According to Khomidov, the Iranian government forces ideologies on the people. This, he said, is where the problem lies. The Iranian government should separate church and state and not force women to wear the hijab, he said.
The hijab, a religious head covering many Muslim women wear, can be beautiful if it’s a freedom of choice, he said.
“Islam is not the problem. The government is,” Khomidov said. “Islam is a beautiful religion, and I think when people hear things about anything involving Islam in the media, they’re like, ‘oh, well, Islam is the problem.’ Islam is not the problem.”
Another protestor, Amir Vatan, said his entire extended family is in Iran and he’s had trouble contacting them through their family group chat on WhatsApp.
Vatan said that when he last talked to his sister, she said that she could barely connect to the internet.
Not only are there human rights issues at play but there are economic issues occurring in Iran that are leaving many people hungry, Vatan said.
“This regime has been so insufficient,” Vatan said. “They can’t bring bread to the table of the people. There are locations in the country of Iran that people lack their fundamental, minimum amount of food they need during the day. They don’t have drinking water.”
Amini’s death isn’t the only event that has triggered protest, he said, but the culmination of pressure from the Iranian government over the past 40 years. Since the current regime took power following the Iranian Revolution of 1978, the people of Iran have lost their freedom of speech, Vatan said.
The revolution occurred when the Pahlavi dynasty, which ran the country since 1925, was overthrown and replaced by an Islamic Republic practicing socially conservative sharia law.
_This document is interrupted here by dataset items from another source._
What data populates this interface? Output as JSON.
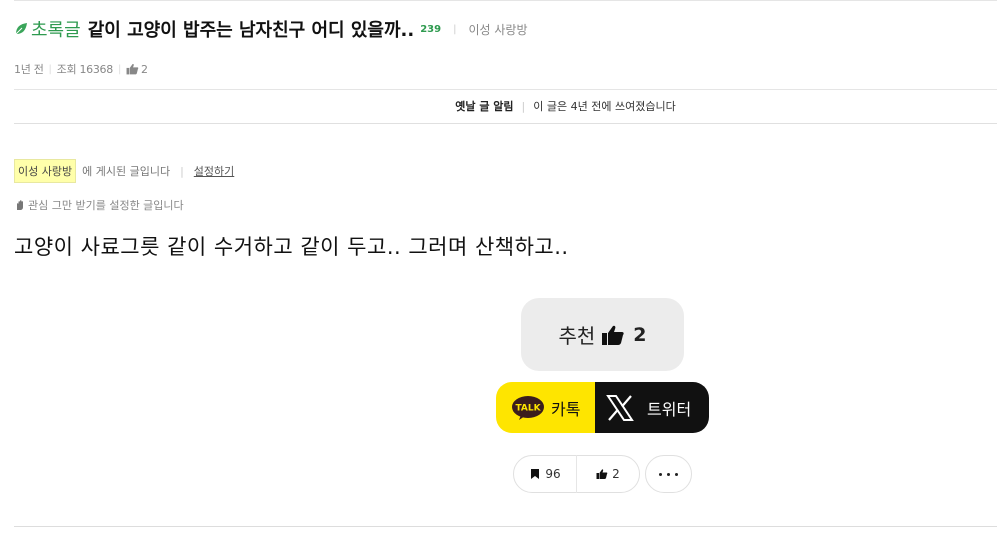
{
  "post": {
    "category_label": "초록글",
    "title": "같이 고양이 밥주는 남자친구 어디 있을까..",
    "comment_count": "239",
    "board_name": "이성 사랑방"
  },
  "meta": {
    "time": "1년 전",
    "views": "조회 16368",
    "likes": "2"
  },
  "notice": {
    "label": "옛날 글 알림",
    "text": "이 글은 4년 전에 쓰여졌습니다"
  },
  "board_info": {
    "board_tag": "이성 사랑방",
    "posted_text": "에 게시된 글입니다",
    "settings_link": "설정하기"
  },
  "interest": {
    "text": "관심 그만 받기를 설정한 글입니다"
  },
  "content": {
    "body": "고양이 사료그릇 같이 수거하고 같이 두고.. 그러며 산책하고.."
  },
  "recommend": {
    "label": "추천",
    "count": "2"
  },
  "share": {
    "kakao_badge": "TALK",
    "kakao_label": "카톡",
    "twitter_label": "트위터"
  },
  "actions": {
    "bookmark_count": "96",
    "like_count": "2"
  },
  "colors": {
    "accent_green": "#2e9a4f",
    "kakao_yellow": "#fee500",
    "board_tag_bg": "#ffffaa"
  },
  "icons": [
    "leaf-icon",
    "thumb-up-icon",
    "hand-icon",
    "kakao-talk-icon",
    "x-logo-icon",
    "bookmark-icon",
    "more-icon"
  ]
}
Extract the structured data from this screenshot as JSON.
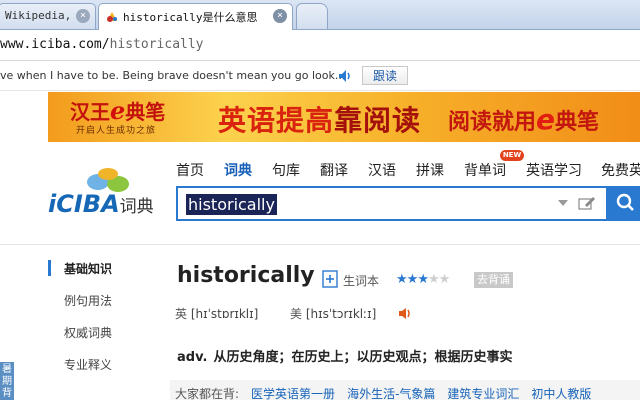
{
  "tabs": [
    {
      "label": "Wikipedia, t",
      "active": false
    },
    {
      "label": "historically是什么意思",
      "active": true
    },
    {
      "label": "",
      "active": false
    }
  ],
  "address": {
    "host": "www.iciba.com/",
    "path": "historically"
  },
  "quote": {
    "text": "ve when I have to be. Being brave doesn't mean you go look...",
    "read_label": "跟读"
  },
  "banner": {
    "logo_a": "汉王",
    "logo_e": "e",
    "logo_b": "典笔",
    "slogan": "开启人生成功之旅",
    "headline": "英语提高",
    "headline_b": "靠阅读",
    "headline2_a": "阅读就用",
    "headline2_e": "e",
    "headline2_b": "典笔"
  },
  "nav": {
    "items": [
      "首页",
      "词典",
      "句库",
      "翻译",
      "汉语",
      "拼课",
      "背单词",
      "英语学习",
      "免费英"
    ],
    "active_index": 1,
    "new_badge": "NEW"
  },
  "site_logo": {
    "text": "iCIBA",
    "suffix": "词典"
  },
  "search": {
    "value": "historically"
  },
  "side_menu": {
    "items": [
      "基础知识",
      "例句用法",
      "权威词典",
      "专业释义"
    ],
    "active_index": 0
  },
  "left_strip": {
    "text": "暑期背"
  },
  "entry": {
    "word": "historically",
    "vocab_label": "生词本",
    "stars_filled": 3,
    "stars_total": 5,
    "tag_label": "去背诵",
    "uk_label": "英",
    "uk_phon": "[hɪˈstɒrɪklɪ]",
    "us_label": "美",
    "us_phon": "[hɪsˈtɔrɪklːɪ]",
    "pos": "adv.",
    "definition": "从历史角度；在历史上；以历史观点；根据历史事实"
  },
  "recent": {
    "label": "大家都在背:",
    "links": [
      "医学英语第一册",
      "海外生活-气象篇",
      "建筑专业词汇",
      "初中人教版"
    ]
  },
  "colors": {
    "accent": "#2a79d0",
    "nav_active": "#1760b8",
    "banner_red": "#d9230e"
  }
}
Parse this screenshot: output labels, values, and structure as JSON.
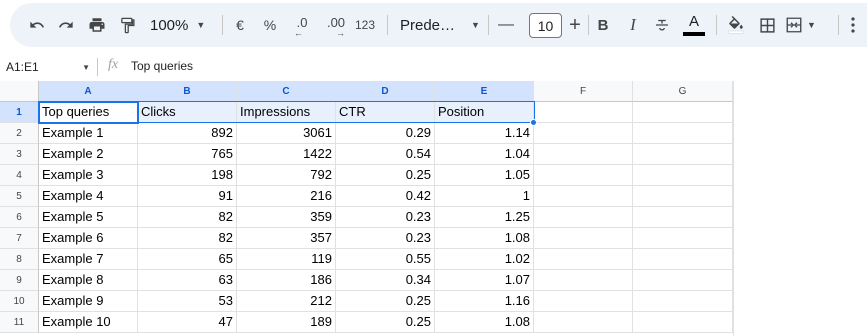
{
  "toolbar": {
    "undo_icon": "undo-icon",
    "redo_icon": "redo-icon",
    "print_icon": "print-icon",
    "paint_format_icon": "paint-format-icon",
    "zoom": "100%",
    "currency": "€",
    "percent": "%",
    "decrease_decimal": ".0",
    "increase_decimal": ".00",
    "more_formats": "123",
    "font": "Prede…",
    "decrease_size": "—",
    "font_size": "10",
    "increase_size": "+",
    "bold": "B",
    "italic": "I",
    "text_color_glyph": "A",
    "text_color": "#000000"
  },
  "formula_bar": {
    "name_box": "A1:E1",
    "fx": "fx",
    "content": "Top queries"
  },
  "sheet": {
    "columns": [
      "A",
      "B",
      "C",
      "D",
      "E",
      "F",
      "G"
    ],
    "row_numbers": [
      "1",
      "2",
      "3",
      "4",
      "5",
      "6",
      "7",
      "8",
      "9",
      "10",
      "11"
    ],
    "header_row": [
      "Top queries",
      "Clicks",
      "Impressions",
      "CTR",
      "Position"
    ],
    "rows": [
      [
        "Example 1",
        "892",
        "3061",
        "0.29",
        "1.14"
      ],
      [
        "Example 2",
        "765",
        "1422",
        "0.54",
        "1.04"
      ],
      [
        "Example 3",
        "198",
        "792",
        "0.25",
        "1.05"
      ],
      [
        "Example 4",
        "91",
        "216",
        "0.42",
        "1"
      ],
      [
        "Example 5",
        "82",
        "359",
        "0.23",
        "1.25"
      ],
      [
        "Example 6",
        "82",
        "357",
        "0.23",
        "1.08"
      ],
      [
        "Example 7",
        "65",
        "119",
        "0.55",
        "1.02"
      ],
      [
        "Example 8",
        "63",
        "186",
        "0.34",
        "1.07"
      ],
      [
        "Example 9",
        "53",
        "212",
        "0.25",
        "1.16"
      ],
      [
        "Example 10",
        "47",
        "189",
        "0.25",
        "1.08"
      ]
    ]
  }
}
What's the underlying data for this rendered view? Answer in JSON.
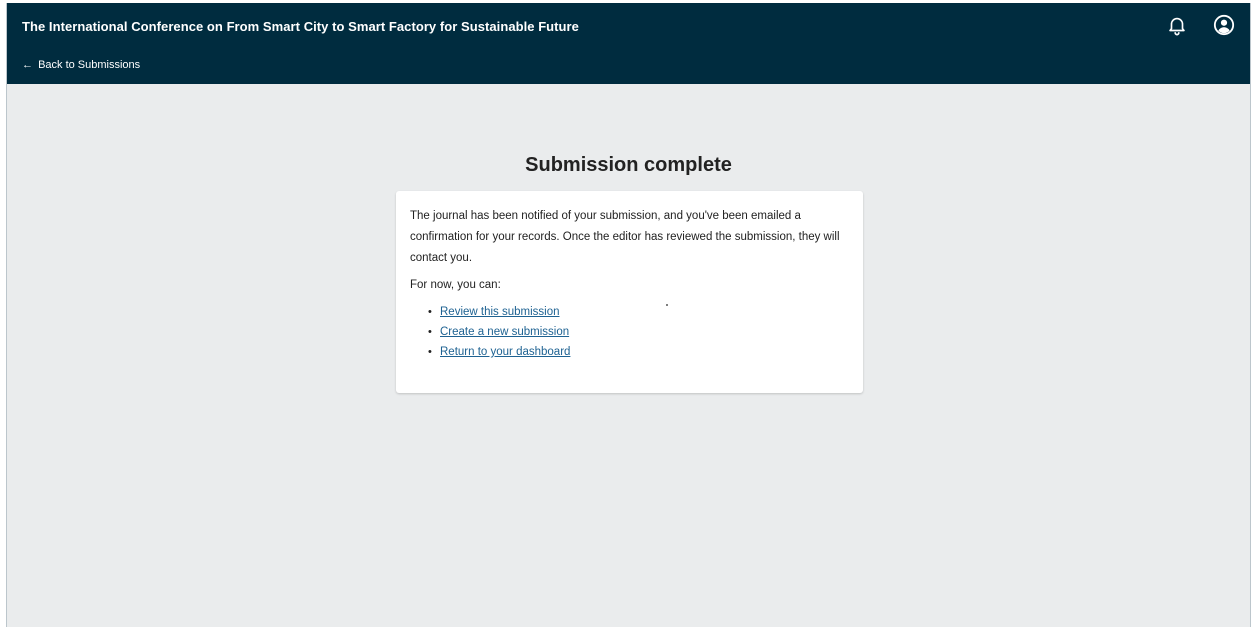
{
  "header": {
    "title": "The International Conference on From Smart City to Smart Factory for Sustainable Future",
    "back_label": "Back to Submissions",
    "back_arrow": "←",
    "icons": {
      "notifications": "bell-icon",
      "user": "user-circle-icon"
    }
  },
  "main": {
    "heading": "Submission complete",
    "message": "The journal has been notified of your submission, and you've been emailed a confirmation for your records. Once the editor has reviewed the submission, they will contact you.",
    "options_intro": "For now, you can:",
    "bullet": "•",
    "links": [
      {
        "label": "Review this submission"
      },
      {
        "label": "Create a new submission"
      },
      {
        "label": "Return to your dashboard"
      }
    ]
  },
  "colors": {
    "header_bg": "#002c3f",
    "page_bg": "#eaeced",
    "link": "#1e6292"
  }
}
“I hate this regime because where we grew up, we saw this oppression for years, and it’s happening and happening until someone stops that,” said Mohammad, an LSU graduate student who requested the rest of his information not be included. “So we all ask for help from the whole world to hope for freedom, women[‘s] freedom and to help us to have a normal life, just a normal life. Nothing more.”
Mohammad hasn’t heard from his family in Iran in 10 days because the Iranian government is keeping information from spreading, he said. Despite this, Mohammad believes the new generation is brave because they are dying in the streets right now.
“[Mahsa Amini] was innocent,” Vatan said. “She died for nothing, and I believe this was a trigger for this great movement that we see is spreading all over the world.”
Vatan is scared that he will get detained when he returns to Iran.
But he won’t remain silent, he said.
“I’m really grateful for the people and students at LSU,” Vatan said. “Students [have] always been a great voice, either in Iran or outside of Iran. They motivate people. They are educated, and they know this situation. They analyze the situation well, and I’m so grateful to be in this community.”